Eliminare il tetto di spesa per il personale, assumere 30 mila medici e infermieri, assegnare una maggiorazione nelle retribuzioni ai professionisti che contribuiscono ad abbattere le liste d’attesa e introdurre una flat tax al 15% per le prestazioni extra e i turni aggiuntivi del personale sanitario. Sono le proposte lanciate al Governo dal presidente della Fiaso Giovanni Migliore durante l’apertura della Convention “Cambiamo rotta per il futuro della sanità pubblica” a Roma.

L’inserimento di un tetto di spesa ai costi del personale, impossibile da sforare, risale al 2004, due decenni in cui le aziende sanitarie si sono confrontate con l’impossibilità di assumere nuovi professionisti. Il numero di dipendenti si è, al contrario, ridotto. Solo nel 2021 in 5mila operatori sanitari hanno lasciato il Servizio Sanitario Nazionale e in sette anni, dal 2018 al 2025, Fiaso ha calcolato che saranno andati in pensione oltre 54mila medici. Uscite che per la Federazione diventa impossibile compensare, non solo per la mancanza sul mercato del lavoro di personale sanitario di diversi profili e specializzazioni ma anche per lo scarso appeal del sistema pubblico relativo alla valorizzazione degli operatori sanitari: in particolare il trattamento economico e le possibilità di progressione di carriera. Non a caso, al termine della pandemia, si è registrata una fuga di medici e infermieri verso il privato.

Ai numeri di personale ridotti all’osso si aggiunge poi il dato sull’età media dei dipendenti in servizio: nel 2020 il 56% del personale medico italiano aveva più di 55 anni di età, valore questo più alto tra tutti i paesi dell’Unione europea. Un dato, quello dell’età media, che diventa ancora più problematico in rapporto alle limitazioni che, secondo una recente ricerca Fiaso presentata nel corso della convention, rappresentano l’11% del totale degli operatori sanitari.

In uno scenario che, al contrario, ha visto crescere i bisogni sanitari con l’invecchiamento progressivo della popolazione. Gli over 65 sono più di 14 milioni e rappresentano il 24% dell’intera popolazione.
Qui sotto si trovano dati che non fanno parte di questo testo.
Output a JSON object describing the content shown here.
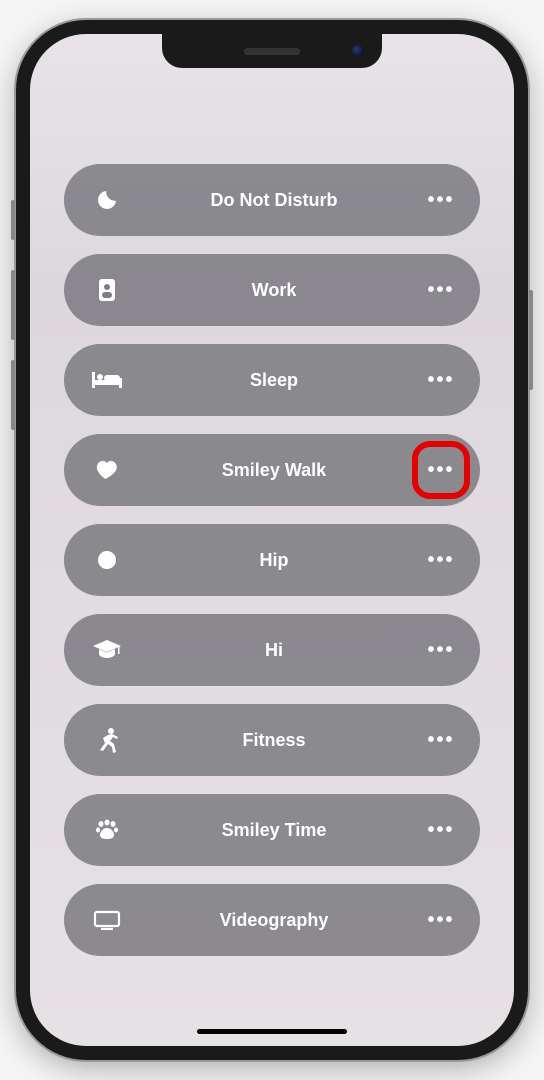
{
  "focus_modes": [
    {
      "icon": "moon-icon",
      "label": "Do Not Disturb",
      "highlight": false
    },
    {
      "icon": "badge-icon",
      "label": "Work",
      "highlight": false
    },
    {
      "icon": "bed-icon",
      "label": "Sleep",
      "highlight": false
    },
    {
      "icon": "heart-icon",
      "label": "Smiley Walk",
      "highlight": true
    },
    {
      "icon": "circle-icon",
      "label": "Hip",
      "highlight": false
    },
    {
      "icon": "graduation-icon",
      "label": "Hi",
      "highlight": false
    },
    {
      "icon": "running-icon",
      "label": "Fitness",
      "highlight": false
    },
    {
      "icon": "paw-icon",
      "label": "Smiley Time",
      "highlight": false
    },
    {
      "icon": "display-icon",
      "label": "Videography",
      "highlight": false
    }
  ],
  "more_glyph": "•••"
}
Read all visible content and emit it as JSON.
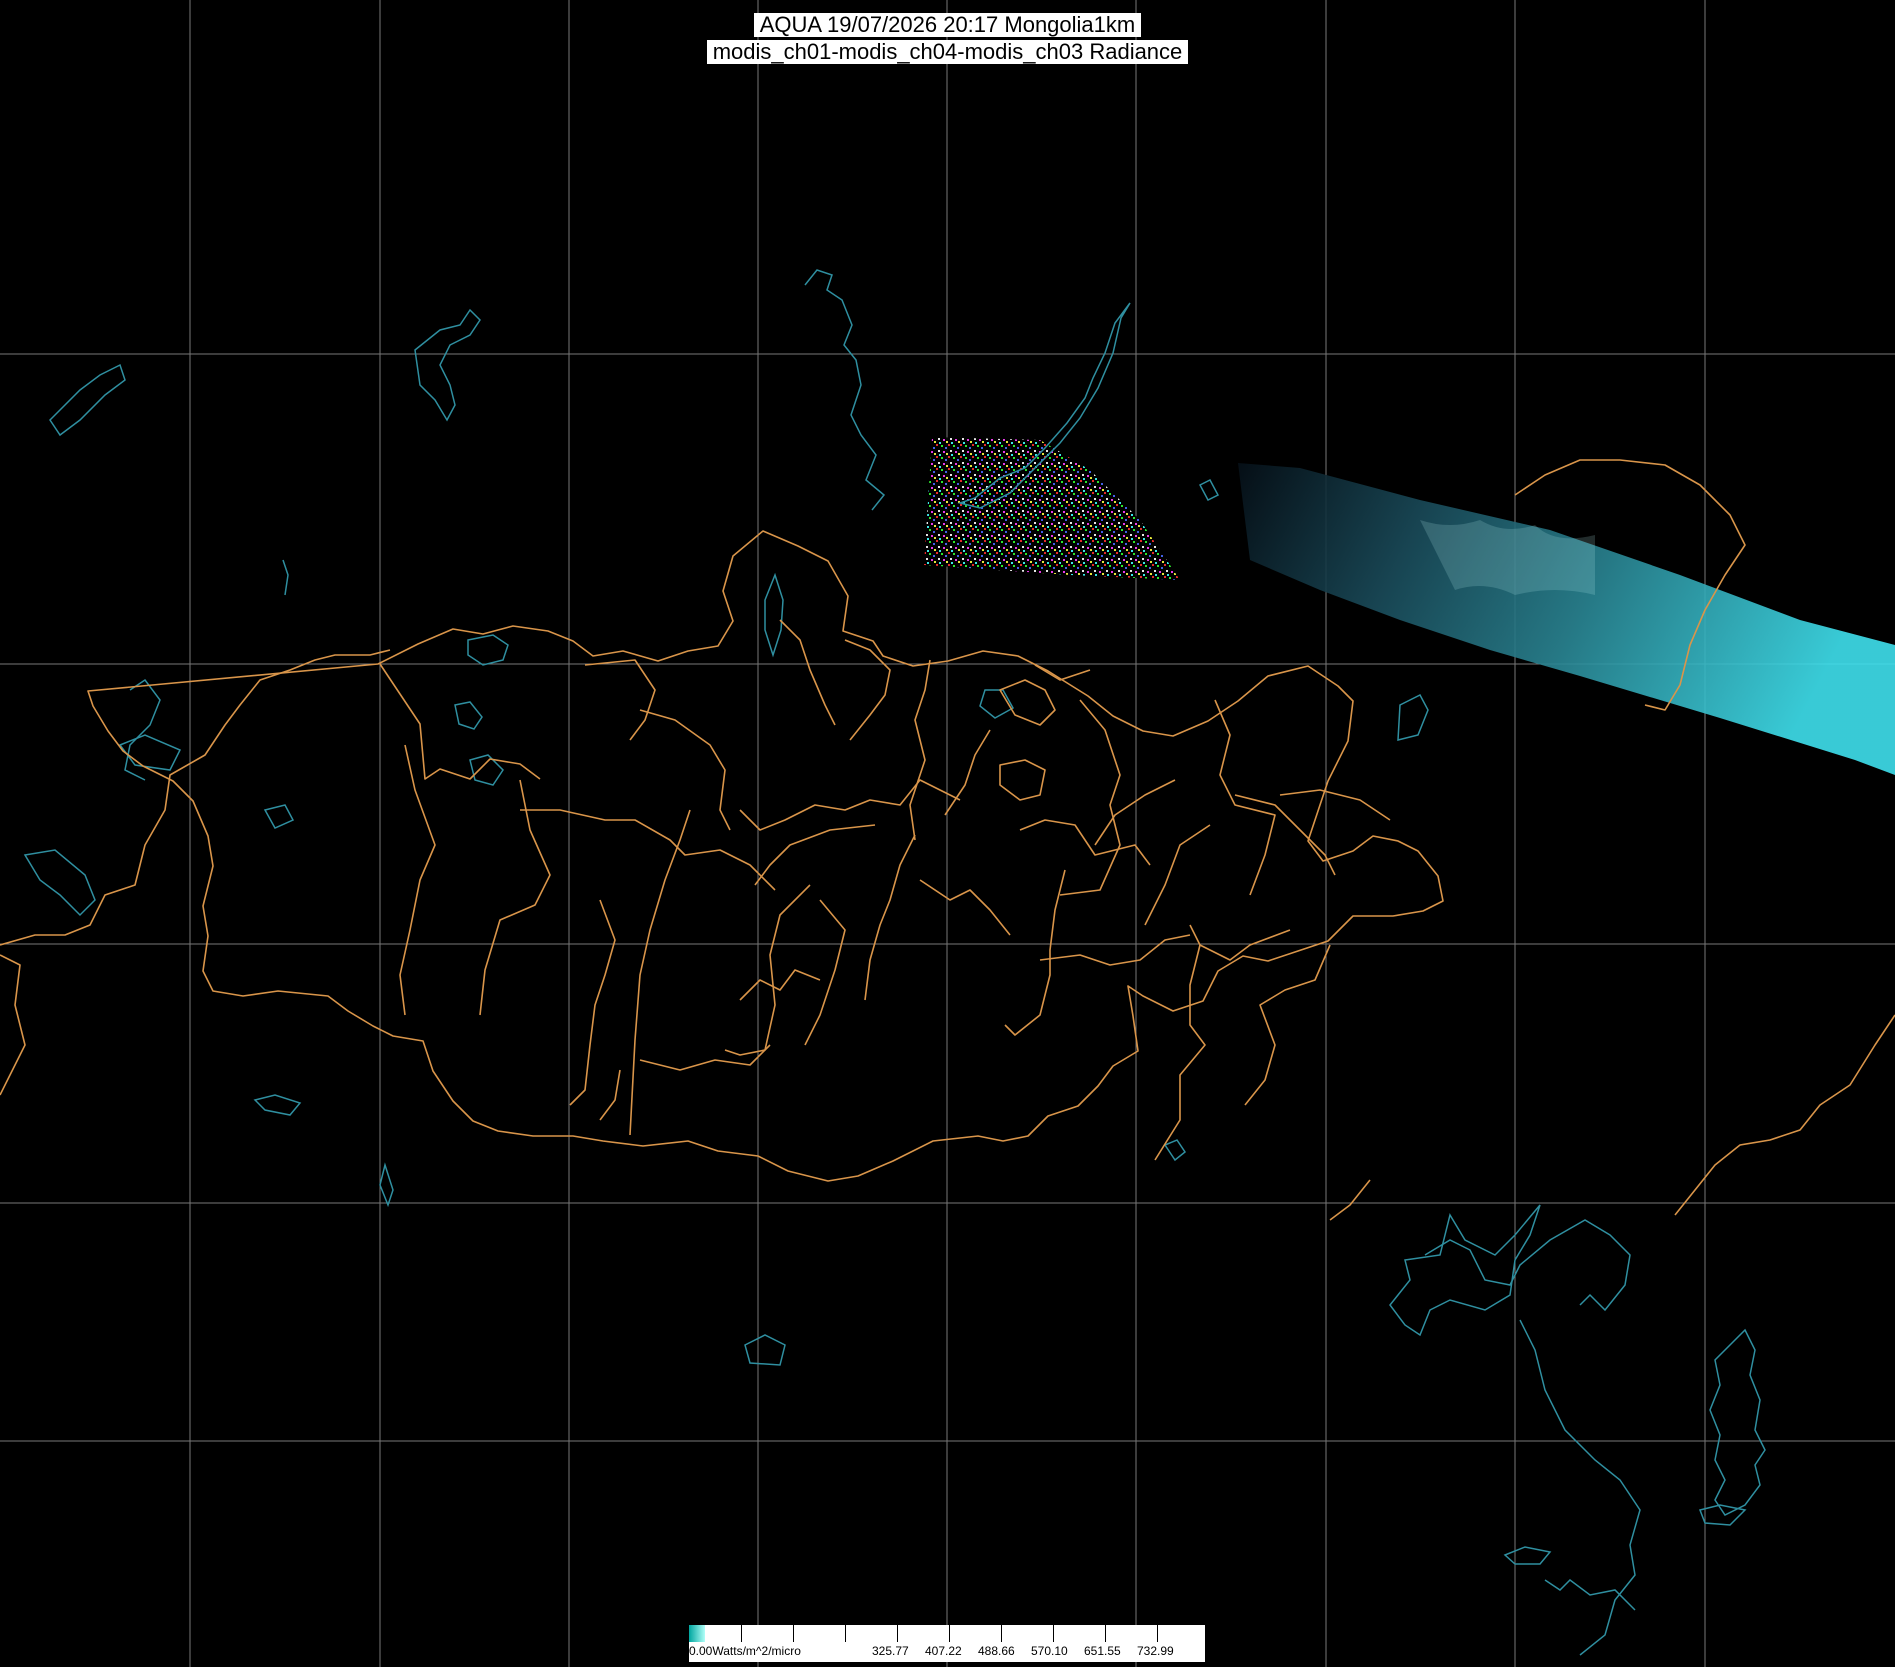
{
  "title": {
    "line1": "AQUA 19/07/2026 20:17 Mongolia1km",
    "line2": "modis_ch01-modis_ch04-modis_ch03 Radiance"
  },
  "colors": {
    "background": "#000000",
    "graticule": "#777777",
    "borders": "#d9954a",
    "water": "#2f8fa0",
    "swath": "#2fb7c3"
  },
  "colorbar": {
    "unit_label": "0.00Watts/m^2/micro",
    "tick_labels": [
      "325.77",
      "407.22",
      "488.66",
      "570.10",
      "651.55",
      "732.99"
    ]
  }
}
Praticamente uno su quattro. Esattamente 20 anni fa, invece, i cittadini con età superiore a 65 anni erano 10 milioni, pari al 18% del totale. Una crescita esponenziale di 4 milioni, che corrispondono 6 punti percentuali. Esattamente 20 anni fa, infatti, i cittadini con età superiore a 65 anni erano 10 milioni, pari al 18% del totale.

“Le carenze negli organici e le lunghe liste di attesa aumentano il rischio di non garantire un servizio sanitario all’altezza e richiedono soluzioni immediate. Occorre procedere a 30 mila assunzioni tra medici e infermieri per garantire il futuro ed abolire il tetto di spesa per l’assunzione del personale lasciando alle aziende la possibilità di investire nelle risorse umane nei settori più critici e di contrattare con i singoli professionisti una quota di retribuzione variabile che aumenti in modo significativo la retribuzione. L’idea potrebbe essere quella di rendere possibile un’attività libero professionale di medici e infermieri fuori dall’orario di servizio con prestazioni acquistate dal SSN nell’interesse dei cittadini per consentirci di sfruttare appieno le strutture e le macchine delle nostre aziende. Perché acquistare all’esterno delle aziende prestazioni che possono essere rese dai nostri professionisti, ridando a ciascuno la possibilità di investire sulla propria professione?” ha dichiarato Giovanni Migliore, Presidente Fiaso, in apertura di Fiaso25.

“Serve inoltre un piano straordinario di recupero delle liste di attesa che possa allo stesso tempo valorizzare i professionisti all’interno del sistema sanitario nazionale. Ecco perchè, in un patto di solidarietà tra professionisti e aziende, si potrebbero smaltire visite ed esami fuori dall’orario di servizio e con una retribuzione extra. Una incentivazione fuori busta paga per incarichi extra. Su tutti i turni aggiuntivi e le prestazioni extra destinate a ridurre le liste d’attesa dovrebbe essere ridotta la tassazione attraverso l’introduzione di una flat tax al 15%” ha concluso Migliore.